Déjà vu all over again?

The banks were the fundamental agent of the hyper-speculation that preceded the 1929 crash and the devastating economic collapse that followed. The banking crisis, which first developed during the “roaring twenties,” was cataclysmic. The banks were falling like trees in a tornado.

The first act of Democrat Franklin D. Roosevelt when he took office as president on March 4, 1933, was to proclaim a “bank holiday.” He shut down the entire banking system for four days—an unprecedented act that literally stopped the daily functioning of the capitalist system. Thus he began his dramatic restructuring of capitalism to save the system. And save capitalism he did.

The banking system is in crisis and is demanding the government put out the money to rescue the banks. Facing huge budget deficits in coming fiscal years, the government, whether led by Democrats or Republicans, will cut social programs to the bone—while health care is denied, jobs disappear, pensions are wiped out, and food and energy costs rise at an astronomical rate.

The prospects are for the capitalist crisis to grow deeper and more profound. It will propel the exploited and the downtrodden masses into struggle and has the potential to unleash worldwide revolutionary forces.

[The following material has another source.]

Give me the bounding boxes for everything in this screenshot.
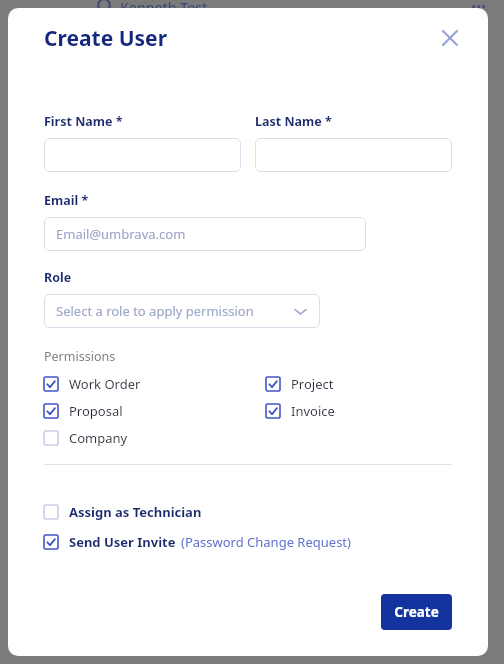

This is a profit-driven class system that enshrines the private ownership of the means of production. Yet it has developed these same productive forces to such a vast extent that they have outgrown the limitations of private ownership and become social in character.

The scientific-technological revolution has brought the means of production to such a level of development that they could feed, clothe, house and provide joyful lives for all of humankind. But a new system that socializes the ownership of the means of production must replace capitalism before they can be in synch with human needs. That system is socialism and it is objectively within reach.